L’organisme collecteur est susceptible de refuser le financement du congé, notamment lorsque les demandes de prise en charge ne peuvent être toutes simultanément satisfaites, ou lorsque l’organisme chargé de la réalisation de ce bilan de compétences ne figure pas sur la liste arrêtée par l’organisme paritaire.
Le salarié dont la demande de prise en charge est rejetée, peut présenter un recours gracieux à l'organisme collecteur dans les 2 mois suivant la date d'envoi de la notification du refus de prise en charge.

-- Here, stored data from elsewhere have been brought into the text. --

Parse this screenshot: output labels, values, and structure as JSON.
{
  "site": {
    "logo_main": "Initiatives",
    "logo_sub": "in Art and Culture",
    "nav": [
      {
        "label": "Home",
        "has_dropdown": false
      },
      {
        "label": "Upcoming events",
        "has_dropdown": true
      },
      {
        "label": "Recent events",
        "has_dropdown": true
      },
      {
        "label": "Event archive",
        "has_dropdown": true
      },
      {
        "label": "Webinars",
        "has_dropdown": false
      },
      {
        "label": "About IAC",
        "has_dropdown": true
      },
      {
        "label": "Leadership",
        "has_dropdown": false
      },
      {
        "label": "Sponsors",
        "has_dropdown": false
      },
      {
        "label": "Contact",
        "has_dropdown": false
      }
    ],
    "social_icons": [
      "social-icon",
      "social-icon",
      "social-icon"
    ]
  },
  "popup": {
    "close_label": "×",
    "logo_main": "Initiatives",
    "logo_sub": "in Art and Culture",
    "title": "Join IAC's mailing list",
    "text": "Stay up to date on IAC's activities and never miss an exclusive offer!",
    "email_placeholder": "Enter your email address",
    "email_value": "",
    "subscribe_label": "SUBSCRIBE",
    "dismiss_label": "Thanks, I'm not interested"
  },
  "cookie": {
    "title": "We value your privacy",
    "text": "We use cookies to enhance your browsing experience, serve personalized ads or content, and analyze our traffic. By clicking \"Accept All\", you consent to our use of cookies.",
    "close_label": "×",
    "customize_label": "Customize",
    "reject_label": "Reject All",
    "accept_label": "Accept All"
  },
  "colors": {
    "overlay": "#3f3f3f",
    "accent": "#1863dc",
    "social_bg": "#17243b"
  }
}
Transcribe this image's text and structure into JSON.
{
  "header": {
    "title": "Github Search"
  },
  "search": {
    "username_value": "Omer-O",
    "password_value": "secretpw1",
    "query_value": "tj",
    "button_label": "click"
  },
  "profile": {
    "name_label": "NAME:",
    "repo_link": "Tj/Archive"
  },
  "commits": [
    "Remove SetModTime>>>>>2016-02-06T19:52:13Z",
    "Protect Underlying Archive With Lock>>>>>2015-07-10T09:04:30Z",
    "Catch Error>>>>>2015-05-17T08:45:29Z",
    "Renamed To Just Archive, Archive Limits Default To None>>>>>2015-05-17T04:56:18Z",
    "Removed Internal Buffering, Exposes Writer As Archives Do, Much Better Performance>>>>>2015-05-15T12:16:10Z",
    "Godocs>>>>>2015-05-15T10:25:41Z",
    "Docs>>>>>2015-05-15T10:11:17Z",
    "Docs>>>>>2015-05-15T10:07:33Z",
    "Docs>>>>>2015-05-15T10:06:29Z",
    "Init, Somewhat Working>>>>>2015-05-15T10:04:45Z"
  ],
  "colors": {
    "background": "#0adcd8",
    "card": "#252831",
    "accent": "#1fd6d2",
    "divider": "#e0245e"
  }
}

En cas de confirmation du refus de prise en charge, l'organisme collecteur doit motiver sa décision.
La réalisation du bilan est subordonnée à la signature d’une convention par le salarié, l’organisme prestataire de bilan et l’organisme paritaire agréé au titre du congé individuel de formation (FONGECIF, ou dans certains cas, OPCA de branche).
Pour compléter la préparation ou la réalisation de son bilan, le salarié peut utiliser son droit individuel à la formation (DIF).
Un travailleur ayant bénéficié d’une autorisation d’absence pour effectuer un bilan de compétences, ne peut prétendre dans la même entreprise au bénéfice d’une nouvelle autorisation d’absence dans le même but, avant l’expiration d’un délai de franchise de cinq ans.

Rémunération et statut du salarié en congé

Dès lors qu'il a obtenu d'un organisme collecteur la prise en charge des dépenses correspondantes à son congé, le salarié a droit à une rémunération égale à celle qu'il aurait perçue s'il était resté à son poste de travail (dans la limite de 24 heures). Elle lui est versée par l’employeur, lequel est remboursé par l’organisme collecteur.
Il conserve son statut, ses droits individuels et collectifs et sa protection sociale habituelle.
Le congé est assimilé à une période de travail pour la détermination des droits du salarié en matière de congé payé annuel et sa durée est comptabilisée pour le calcul de son ancienneté.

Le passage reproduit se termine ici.